Monday, November 9, 2009

What comes first...the mood or the food? (Part 3)

Read from Part 1

So I was all set to write about how I now have a canister of chocolate in my freezer, and how I can have a single piece with my coffee and enjoy it and not have it constantly, lovingly calling me to it from that dark cold place...wait...what was I saying?

OK, so I might not have this thing completely figured out. But here's what I do know is true, for sure, for me:

1. When I eat carbs late at night, I have trouble sleeping.
2. When I have had a bad night's sleep, I tend to overeat, especially carbs and sugar.
3. When I eat carbs and don't burn them off with exercise, all I want is more carbs to eat.
4. When I drink a lot of diet pop, I crave sugar.
5. When I do overeat, it is not because I am weak or lazy or bad or a failure.
6. Food affects my mood.

There is absolutely no doubt that my emotional state has improved dramatically since I started exercising and eating better. Situations that used to set me off are no big deal (most of the time). People who annoy me still annoy me, but I can take things in stride (most of the time). And while I do eat well most of the time, when I don't - like today when one piece of chocolate from my stash turned into many - I don't beat myself up about it. I do what I can to slow the tide, wait to eat until I get physically hungry again, and move forward.

Right now I've got healthy chicken breasts baking in the oven, I am drinking my water and my gear is already laid out for my early morning workout. That's moving forward.
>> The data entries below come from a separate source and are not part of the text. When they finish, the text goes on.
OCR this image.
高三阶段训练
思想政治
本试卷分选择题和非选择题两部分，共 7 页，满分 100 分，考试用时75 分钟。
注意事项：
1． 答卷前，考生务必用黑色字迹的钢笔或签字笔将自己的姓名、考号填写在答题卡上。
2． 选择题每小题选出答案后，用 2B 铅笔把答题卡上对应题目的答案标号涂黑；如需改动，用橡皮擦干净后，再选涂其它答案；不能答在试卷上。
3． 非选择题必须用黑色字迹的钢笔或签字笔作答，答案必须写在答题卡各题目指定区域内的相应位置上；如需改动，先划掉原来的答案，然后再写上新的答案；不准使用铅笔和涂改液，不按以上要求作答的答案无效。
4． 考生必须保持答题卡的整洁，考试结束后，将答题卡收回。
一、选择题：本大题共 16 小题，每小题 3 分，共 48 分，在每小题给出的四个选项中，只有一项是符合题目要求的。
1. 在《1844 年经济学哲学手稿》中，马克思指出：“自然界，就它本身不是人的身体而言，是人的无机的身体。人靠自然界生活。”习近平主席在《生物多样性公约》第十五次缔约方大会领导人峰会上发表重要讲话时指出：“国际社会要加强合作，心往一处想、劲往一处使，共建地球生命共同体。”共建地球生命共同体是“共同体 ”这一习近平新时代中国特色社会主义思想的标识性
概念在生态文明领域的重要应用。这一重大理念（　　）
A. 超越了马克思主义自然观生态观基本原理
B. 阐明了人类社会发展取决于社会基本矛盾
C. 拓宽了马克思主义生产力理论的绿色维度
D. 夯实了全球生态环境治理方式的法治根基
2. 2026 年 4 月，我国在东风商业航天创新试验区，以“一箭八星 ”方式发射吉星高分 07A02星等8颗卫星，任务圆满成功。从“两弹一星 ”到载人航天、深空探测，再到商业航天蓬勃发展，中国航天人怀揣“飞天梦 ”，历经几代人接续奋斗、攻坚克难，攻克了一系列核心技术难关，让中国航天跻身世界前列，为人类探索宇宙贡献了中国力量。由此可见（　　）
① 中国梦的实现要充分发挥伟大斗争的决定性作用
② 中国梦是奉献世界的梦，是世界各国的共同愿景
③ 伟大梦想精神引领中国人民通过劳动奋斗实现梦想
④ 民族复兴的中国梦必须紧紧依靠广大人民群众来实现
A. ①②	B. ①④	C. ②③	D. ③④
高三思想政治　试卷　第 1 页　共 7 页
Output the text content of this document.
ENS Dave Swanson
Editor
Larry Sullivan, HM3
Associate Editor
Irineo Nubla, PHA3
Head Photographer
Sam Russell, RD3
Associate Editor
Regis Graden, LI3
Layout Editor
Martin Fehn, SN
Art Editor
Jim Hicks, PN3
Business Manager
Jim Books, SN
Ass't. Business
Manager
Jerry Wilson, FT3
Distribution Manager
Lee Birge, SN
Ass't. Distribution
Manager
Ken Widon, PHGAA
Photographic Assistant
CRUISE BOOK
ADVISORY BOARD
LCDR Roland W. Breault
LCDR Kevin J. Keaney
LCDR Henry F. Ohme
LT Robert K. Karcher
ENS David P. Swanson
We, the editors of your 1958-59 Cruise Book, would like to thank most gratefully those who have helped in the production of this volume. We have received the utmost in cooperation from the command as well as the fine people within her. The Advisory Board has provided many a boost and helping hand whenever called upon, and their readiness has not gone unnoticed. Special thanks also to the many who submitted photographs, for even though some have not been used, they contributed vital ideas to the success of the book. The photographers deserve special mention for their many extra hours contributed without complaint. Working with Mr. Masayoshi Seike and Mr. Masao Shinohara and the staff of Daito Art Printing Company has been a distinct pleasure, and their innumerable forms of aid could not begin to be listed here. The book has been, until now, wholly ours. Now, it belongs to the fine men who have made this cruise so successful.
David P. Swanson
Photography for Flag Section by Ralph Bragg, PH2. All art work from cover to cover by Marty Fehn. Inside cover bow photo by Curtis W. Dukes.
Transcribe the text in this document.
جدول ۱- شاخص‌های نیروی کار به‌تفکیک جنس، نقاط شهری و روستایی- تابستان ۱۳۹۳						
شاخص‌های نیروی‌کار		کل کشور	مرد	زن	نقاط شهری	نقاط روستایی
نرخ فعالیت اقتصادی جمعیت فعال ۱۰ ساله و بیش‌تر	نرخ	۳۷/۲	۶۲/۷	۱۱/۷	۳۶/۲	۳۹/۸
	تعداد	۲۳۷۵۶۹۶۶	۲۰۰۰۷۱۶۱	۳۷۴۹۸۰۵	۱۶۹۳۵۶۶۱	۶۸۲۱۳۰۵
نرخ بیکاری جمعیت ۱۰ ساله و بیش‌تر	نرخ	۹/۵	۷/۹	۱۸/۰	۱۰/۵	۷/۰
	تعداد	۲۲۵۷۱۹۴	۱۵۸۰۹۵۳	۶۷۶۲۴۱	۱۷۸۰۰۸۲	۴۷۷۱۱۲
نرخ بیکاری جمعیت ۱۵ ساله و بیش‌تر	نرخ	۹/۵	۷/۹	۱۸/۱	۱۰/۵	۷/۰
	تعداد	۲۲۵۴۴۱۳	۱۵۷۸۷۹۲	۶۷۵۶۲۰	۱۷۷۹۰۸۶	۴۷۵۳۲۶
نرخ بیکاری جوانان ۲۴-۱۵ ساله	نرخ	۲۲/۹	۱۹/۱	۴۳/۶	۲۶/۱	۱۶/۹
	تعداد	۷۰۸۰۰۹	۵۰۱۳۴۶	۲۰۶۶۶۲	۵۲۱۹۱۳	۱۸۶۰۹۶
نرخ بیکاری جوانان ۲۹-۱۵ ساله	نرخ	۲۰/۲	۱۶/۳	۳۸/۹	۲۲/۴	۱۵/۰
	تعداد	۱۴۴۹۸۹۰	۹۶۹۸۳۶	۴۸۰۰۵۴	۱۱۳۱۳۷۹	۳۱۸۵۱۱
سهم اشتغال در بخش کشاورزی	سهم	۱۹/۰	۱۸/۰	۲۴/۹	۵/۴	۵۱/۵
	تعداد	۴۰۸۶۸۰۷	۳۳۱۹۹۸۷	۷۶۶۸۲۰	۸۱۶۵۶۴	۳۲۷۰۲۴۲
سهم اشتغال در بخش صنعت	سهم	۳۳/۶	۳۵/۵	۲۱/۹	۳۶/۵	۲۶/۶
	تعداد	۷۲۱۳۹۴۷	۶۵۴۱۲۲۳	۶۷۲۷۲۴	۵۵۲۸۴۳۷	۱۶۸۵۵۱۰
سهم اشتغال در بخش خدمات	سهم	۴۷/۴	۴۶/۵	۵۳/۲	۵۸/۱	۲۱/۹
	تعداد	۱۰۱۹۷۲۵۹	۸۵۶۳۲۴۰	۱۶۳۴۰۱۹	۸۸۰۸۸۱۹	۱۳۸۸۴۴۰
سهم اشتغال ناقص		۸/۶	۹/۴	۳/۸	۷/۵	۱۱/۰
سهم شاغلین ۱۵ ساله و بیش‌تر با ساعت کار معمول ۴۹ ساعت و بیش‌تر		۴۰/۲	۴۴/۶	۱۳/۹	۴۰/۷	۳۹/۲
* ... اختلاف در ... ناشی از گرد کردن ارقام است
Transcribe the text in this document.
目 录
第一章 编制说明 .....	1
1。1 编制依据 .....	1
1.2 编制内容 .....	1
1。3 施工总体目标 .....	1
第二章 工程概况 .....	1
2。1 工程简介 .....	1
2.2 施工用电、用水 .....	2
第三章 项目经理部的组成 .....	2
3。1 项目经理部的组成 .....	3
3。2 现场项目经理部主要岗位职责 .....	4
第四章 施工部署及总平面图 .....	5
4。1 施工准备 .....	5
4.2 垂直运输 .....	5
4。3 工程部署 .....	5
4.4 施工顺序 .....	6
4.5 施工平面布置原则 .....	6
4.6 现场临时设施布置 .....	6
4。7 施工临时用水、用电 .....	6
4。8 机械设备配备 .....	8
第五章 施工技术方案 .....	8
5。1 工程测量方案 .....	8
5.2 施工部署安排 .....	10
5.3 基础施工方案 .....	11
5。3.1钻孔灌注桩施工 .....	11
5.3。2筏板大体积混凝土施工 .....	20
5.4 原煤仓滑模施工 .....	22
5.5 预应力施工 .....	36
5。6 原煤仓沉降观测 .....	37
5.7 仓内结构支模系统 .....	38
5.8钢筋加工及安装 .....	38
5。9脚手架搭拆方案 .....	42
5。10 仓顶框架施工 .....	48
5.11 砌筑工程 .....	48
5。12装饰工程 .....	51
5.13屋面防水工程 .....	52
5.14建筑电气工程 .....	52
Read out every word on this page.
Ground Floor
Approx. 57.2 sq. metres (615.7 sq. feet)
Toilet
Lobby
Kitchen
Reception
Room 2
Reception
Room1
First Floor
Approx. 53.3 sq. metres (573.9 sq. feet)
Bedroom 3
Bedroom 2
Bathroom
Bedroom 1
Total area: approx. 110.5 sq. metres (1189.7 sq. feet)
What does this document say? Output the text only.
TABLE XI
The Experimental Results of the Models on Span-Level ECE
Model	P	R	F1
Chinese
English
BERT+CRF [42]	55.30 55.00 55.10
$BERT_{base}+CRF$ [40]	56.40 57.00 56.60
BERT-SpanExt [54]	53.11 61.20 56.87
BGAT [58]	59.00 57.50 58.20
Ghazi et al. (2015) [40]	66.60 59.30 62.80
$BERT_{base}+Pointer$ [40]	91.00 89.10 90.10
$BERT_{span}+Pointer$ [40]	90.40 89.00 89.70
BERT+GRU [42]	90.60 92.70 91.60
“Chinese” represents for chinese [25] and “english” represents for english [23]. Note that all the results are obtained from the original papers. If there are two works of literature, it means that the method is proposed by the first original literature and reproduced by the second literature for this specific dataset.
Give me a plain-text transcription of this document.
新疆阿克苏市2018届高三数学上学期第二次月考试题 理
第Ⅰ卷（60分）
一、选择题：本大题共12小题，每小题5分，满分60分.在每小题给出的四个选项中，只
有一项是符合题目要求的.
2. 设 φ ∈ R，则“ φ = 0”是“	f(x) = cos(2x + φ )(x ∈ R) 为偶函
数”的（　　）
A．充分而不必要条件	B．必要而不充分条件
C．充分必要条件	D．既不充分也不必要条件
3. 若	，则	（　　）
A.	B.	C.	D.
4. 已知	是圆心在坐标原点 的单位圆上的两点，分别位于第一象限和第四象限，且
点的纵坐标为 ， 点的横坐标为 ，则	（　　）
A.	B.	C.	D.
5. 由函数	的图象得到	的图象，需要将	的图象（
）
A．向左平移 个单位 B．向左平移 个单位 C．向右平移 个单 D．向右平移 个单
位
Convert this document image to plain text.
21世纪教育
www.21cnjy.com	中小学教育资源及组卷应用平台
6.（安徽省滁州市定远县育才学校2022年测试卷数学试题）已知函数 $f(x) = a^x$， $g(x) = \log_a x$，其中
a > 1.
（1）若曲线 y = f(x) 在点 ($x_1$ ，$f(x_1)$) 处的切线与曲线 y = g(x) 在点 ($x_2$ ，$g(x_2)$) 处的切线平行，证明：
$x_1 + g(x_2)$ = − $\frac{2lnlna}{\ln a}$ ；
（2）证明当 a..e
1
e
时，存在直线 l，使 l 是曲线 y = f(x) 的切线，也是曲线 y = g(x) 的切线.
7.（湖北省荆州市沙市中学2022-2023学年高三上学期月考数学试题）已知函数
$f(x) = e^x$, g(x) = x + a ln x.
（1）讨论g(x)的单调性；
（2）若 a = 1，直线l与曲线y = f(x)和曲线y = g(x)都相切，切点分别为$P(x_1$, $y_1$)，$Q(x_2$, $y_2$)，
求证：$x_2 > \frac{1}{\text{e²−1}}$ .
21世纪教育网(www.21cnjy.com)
Let's face it...food is pleasurable. It is meant to fuel our bodies and be enjoyed in moderation. Decades of dieting had turned my relationship with food into a perpetual battleground. It doesn't really matter what comes first - the mood or the food. What matters is breaking the cycle so food once again becomes what it was intended to be.

Keep trying until you figure out what works for you.

Wednesday, November 4, 2009

What comes first...the mood or the food? (Part 2)

Read Part I

What I don't remember about the Great Donut Incident of 1984 is what I ate the night before, how I had slept, or even what the heck was so aggravating to me that morning. If had I arrived at work at 8:00 in a good mood, having had a good night's sleep and perhaps a decent breakfast, what could possibly have happened in one hour to turn me into a raving psycho eating machine?

A recent incident really got me thinking about the mood/food cycle. A few months ago I had a one of those life-changing decisions to make. It seemed to be the right time for me to overcome my fears (some of them admittedly irrational) and purchase a home. I was working against some emotional issues as well as the practical ones - the economy, the burst housing bubble, job security. For several weeks I wasn't sleeping well, I wasn't working out much and my eating was way off track.

After my first attempt at a purchase fell through, it was as if all my fears were justified. Emotionally, I took a huge step backwards. And for several days I indulged my cravings for sugar and carbs. I was convinced that my place was in renterville and always would be. But at some point I started to calm down, eat better, exercise more and finally got some better sleep.

And then one Thursday morning, after a particularly intense early workout, I was suddenly and supremely confident that it was time to move forward again. The practical considerations had not changed one bit, but my fear was completely gone! Before lunch time I had an appointment with the realtor, and in less than a week I had seen seven places, made two offers and signed a purchase contract for the place I am writing from now.

If I could bottle and sell the feeling I had that Thursday morning, I would be a gazillionaire!

(continued)

Sunday, November 1, 2009

What comes first...the mood or the food?

In my never-ending quest to figure out this food thing, I have come to realize that I may have had it backwards all along.

I have always been a moody person. We're talking serious mood shifts, sometimes from hour to hour. Just ask my friend and co-worker Stuart who, in an act of self-preservation, made a sign for my cubicle so I could warn whoever approached what they were in for:


The mouth part was actually a wheel behind the face part that I could turn to indicate my mood. Stu's a clever guy, but a so-so artist (he got the brows right, but my nose is nowhere near that big).

A sad or worse mood was most often "treated" with food. I remember one incident from very early in my career when I was so aggravated by 9:00 that I left the office, went to the convenience store, purchased a box of those big chocolate donuts and ate every one of them in the car before returning to the office.

And guess what? It calmed me down. I was able to go back to work and be productive, at least until the sugar crash came later. But what a cost for that mood fix - 2400 calories, 160 grams of fat and 136 grams of sugar in about 20 minutes. (Yes, they still sell those donuts and kindly provide that "nutrition" information on their web site.)

So it's no surprise I that my weight continued to climb. The last year on that job I put on 100 pounds. And that was the last year because I was fired - specifically because of my erratic moods. I was trapped in a vicious cycle of "emotions-food-emotions" that has haunted me to various degrees for over 20 years.

But what if the cycle is actually "FOOD-emotions-FOOD"?